Yesterday’s Wall Street Journal carried an op-ed piece by a doctor who opposes the electronic medical record. He argued that the time spent entering findings and interventions into the computer detracted from valuable doctor-patient interaction. He also objected to the purchase and implementation time and cost. Dr. Singer focused on the outpatient visit experience from the physician’s viewpoint.
I strongly disagreed. Below is my response, a letter to the editor which I feel represents the perspective of the patient and family. The conversion to digital records is ongoing in many physicians’ offices these days. How do you feel? Does it make the visit less personal or contribute to the quality of information the patient receives? And–will the WSJ publish my response?
Letter to the Editor
I disagree with Dr. Jeffrey Singer’s opinion piece “Obamacare’s Electronic-Records Debacle” in the Opinion section of today’s Wall Street Journal (Feb. 17, 2015). http://www.wsj.com/articles/jeffrey-a-singer-obamacares-electronic-records-debacle-1424133213
As a medical professional with 30 years’ experience in the hospital laboratory and information systems and a current Medicare participant, I strongly support the electronic medical record. Since my retirement in 2008, both my husband and my father have been diagnosed with cancer and I accompany them to all their medical appointments. The patient, preoccupied with the mechanics of the visit such as undressing, changing positions, being prodded, and answering questions, while trying to remember to ask his/her own questions, is at a distinct disadvantage in the patient-doctor information exchange. The notes which the doctor enters during the outpatient visit provide a valuable portable asset to patient care. Information entered during the outpatient visit produces not only an accessible and portable digital record, but also a tangible document which the patient can take home.
Last July my 96-year-old and very independent Dad called me with the news that he had what he called “a little cancer” in his throat. He didn’t remember anything else the doctor had said, but the doctor had given him “a paper.” When he found the paper, he read me the words: “non-Hodgkin’s lymphoma.” The term didn’t mean anything to him, but it did to me, and the rest of the report suddenly took on an enhanced significance. We have found that data entry is a part of every office visit, beginning with updating the list of medications and ending with treatment plans and interventions. We bring our questions in writing and I take notes, but, knowing we will receive a printed report, I can focus on the physician’s assessment and recommendations rather than on recording vital signs, lab results, new medications, and new orders.
Most of the information on the patient summary we receive is not put in by the physician personally. The physician assistant updates the vital signs, medications, and allergies, giving the patient a chance to communicate additions and corrections; the information system itself updates the lab results and maintains a list of existing medical problems; the physician reviews the record and enters an assessment, care plan, and interventions. The patient can take the document home and it is immediately accessible to his/her other health care providers (admittedly an ongoing project, see “A Common Language” on page R5 of today’s WSJ). http://www.wsj.com/articles/electronic-medical-records-get-a-boost-1424145649#livefyre-comment
In my experience, doctors generally handle the data entry phase of the visit with skill and tact. They examine the patient, ask and answer questions, and then turn to the keyboard for a few minutes, often looking up to ask another question or two. Although we, patient and family member, are quiet during this phase, it is nevertheless patient-focused. Any writer will recognize at once that writing itself is a way of processing information, giving the doctor a chance to assimilate the findings and ask additional questions while the patient is still there.
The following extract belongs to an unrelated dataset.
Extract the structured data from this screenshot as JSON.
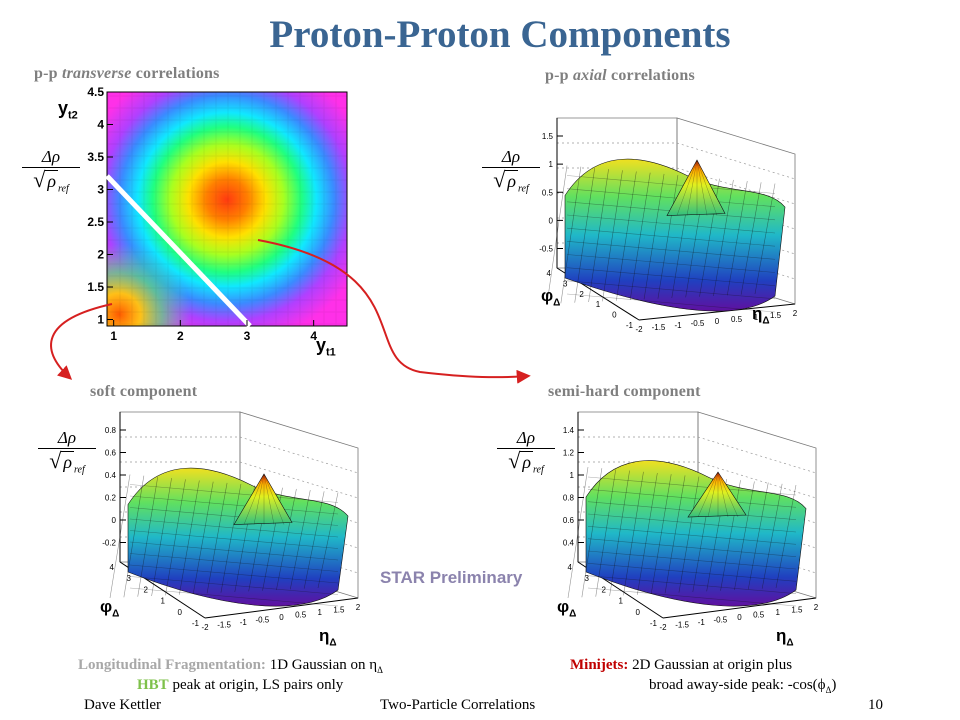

The Medicare-eligible cancer patient often lives with a variety of concurrent medical conditions and the variety of specialists seen in the course of their treatment can be daunting. The electronic medical record helps both the patient and the provider to coordinate the patient’s care not only with physicians but with other caregivers as well. My father is in an assisted-living residence, and the printed report enables me to make sure his caregivers there have updated information about his condition and medications.
I realize the implementation of the electronic medical record is expensive and burdensome. But, once in place, I am convinced it contributes greatly to quality patient care and the ability of patients to take ownership of their medical program. Since Dr. Singer specifically addressed outpatient care, I won’t enter on a discussion of inpatient electronic medical records, except to note that my experience is positive there as well.
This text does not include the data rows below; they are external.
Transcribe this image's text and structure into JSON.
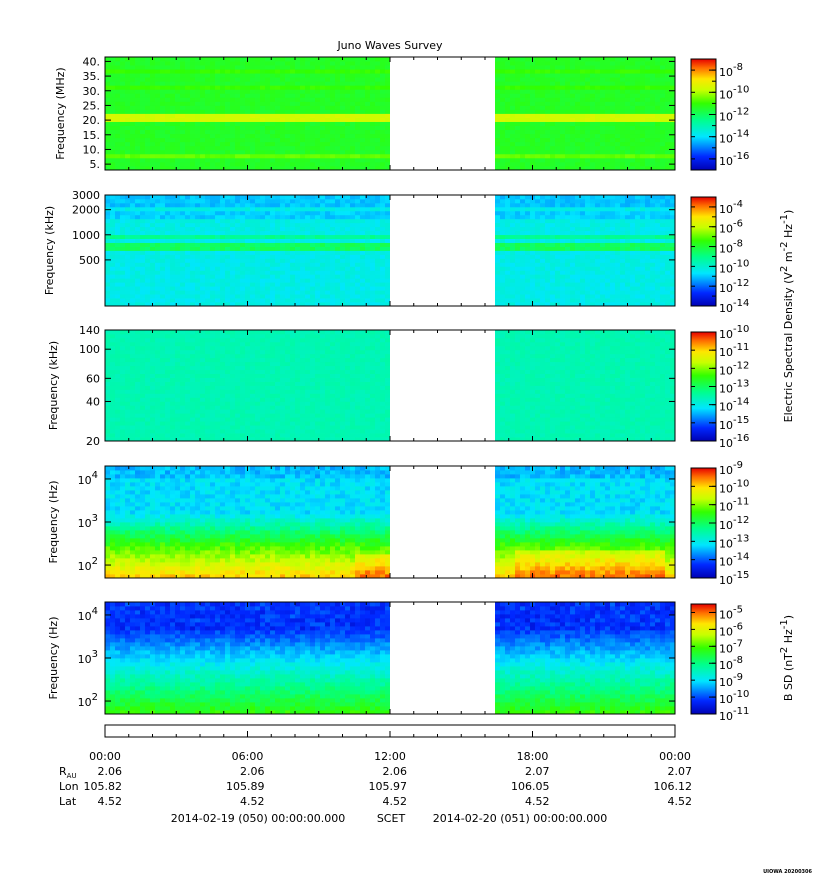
{
  "chart_data": {
    "type": "heatmap",
    "title": "Juno Waves Survey",
    "gap": {
      "start": "12:00",
      "end": "16:25"
    },
    "panels": [
      {
        "ylabel": "Frequency (MHz)",
        "yscale": "linear",
        "ylim": [
          3,
          41.5
        ],
        "yticks": [
          {
            "v": 5,
            "t": "5."
          },
          {
            "v": 10,
            "t": "10."
          },
          {
            "v": 15,
            "t": "15."
          },
          {
            "v": 20,
            "t": "20."
          },
          {
            "v": 25,
            "t": "25."
          },
          {
            "v": 30,
            "t": "30."
          },
          {
            "v": 35,
            "t": "35."
          },
          {
            "v": 40,
            "t": "40."
          }
        ],
        "cb": {
          "min": -17,
          "max": -7,
          "ticks": [
            -8,
            -10,
            -12,
            -14,
            -16
          ]
        }
      },
      {
        "ylabel": "Frequency (kHz)",
        "yscale": "log",
        "ylim": [
          140,
          3000
        ],
        "yticks": [
          {
            "v": 500,
            "t": "500"
          },
          {
            "v": 1000,
            "t": "1000"
          },
          {
            "v": 2000,
            "t": "2000"
          },
          {
            "v": 3000,
            "t": "3000"
          }
        ],
        "cb": {
          "min": -14,
          "max": -3,
          "ticks": [
            -4,
            -6,
            -8,
            -10,
            -12,
            -14
          ]
        }
      },
      {
        "ylabel": "Frequency (kHz)",
        "yscale": "log",
        "ylim": [
          20,
          140
        ],
        "yticks": [
          {
            "v": 20,
            "t": "20"
          },
          {
            "v": 40,
            "t": "40"
          },
          {
            "v": 60,
            "t": "60"
          },
          {
            "v": 100,
            "t": "100"
          },
          {
            "v": 140,
            "t": "140"
          }
        ],
        "cb": {
          "min": -16,
          "max": -10,
          "ticks": [
            -10,
            -11,
            -12,
            -13,
            -14,
            -15,
            -16
          ]
        }
      },
      {
        "ylabel": "Frequency (Hz)",
        "yscale": "log",
        "ylim": [
          50,
          20000
        ],
        "yticks": [
          {
            "v": 100,
            "sup": "2"
          },
          {
            "v": 1000,
            "sup": "3"
          },
          {
            "v": 10000,
            "sup": "4"
          }
        ],
        "cb": {
          "min": -15,
          "max": -9,
          "ticks": [
            -9,
            -10,
            -11,
            -12,
            -13,
            -14,
            -15
          ]
        }
      },
      {
        "ylabel": "Frequency (Hz)",
        "yscale": "log",
        "ylim": [
          50,
          20000
        ],
        "yticks": [
          {
            "v": 100,
            "sup": "2"
          },
          {
            "v": 1000,
            "sup": "3"
          },
          {
            "v": 10000,
            "sup": "4"
          }
        ],
        "cb": {
          "min": -11,
          "max": -4.5,
          "ticks": [
            -5,
            -6,
            -7,
            -8,
            -9,
            -10,
            -11
          ]
        }
      }
    ],
    "cb_labels": [
      {
        "text": "Electric Spectral Density (V",
        "sup1": "2",
        "mid": " m",
        "sup2": "-2",
        "mid2": " Hz",
        "sup3": "-1",
        "end": ")"
      },
      {
        "text": "B SD (nT",
        "sup1": "2",
        "mid": " Hz",
        "sup2": "-1",
        "end": ")"
      }
    ],
    "xticks": [
      "00:00",
      "06:00",
      "12:00",
      "18:00",
      "00:00"
    ],
    "ephemeris": [
      {
        "label": "R",
        "sub": "AU",
        "values": [
          "2.06",
          "2.06",
          "2.06",
          "2.07",
          "2.07"
        ]
      },
      {
        "label": "Lon",
        "values": [
          "105.82",
          "105.89",
          "105.97",
          "106.05",
          "106.12"
        ]
      },
      {
        "label": "Lat",
        "values": [
          "4.52",
          "4.52",
          "4.52",
          "4.52",
          "4.52"
        ]
      }
    ],
    "footer": {
      "start": "2014-02-19 (050) 00:00:00.000",
      "scet": "SCET",
      "end": "2014-02-20 (051) 00:00:00.000"
    },
    "credit": "UIOWA 20200306"
  }
}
Lastly, I want to add that the electronic medical record should not be conflated with Obamacare per se. As Dr. Singer notes, the DHHS started a pilot program in 2008, which means the implementation discussion at the federal level started years before that. We were working on it in the hospital even a few years before I retired.
I do not wish to enter into what Dr. Singer calls “The wider ObamaCare debate.” We may find plenty to agree on there. But I believe patient care improves with a legible, portable, and accessible electronic medical record. Let’s not throw out the baby with the bath water.
Gail Marlow Taylor, MT (ASCP), Ph.D.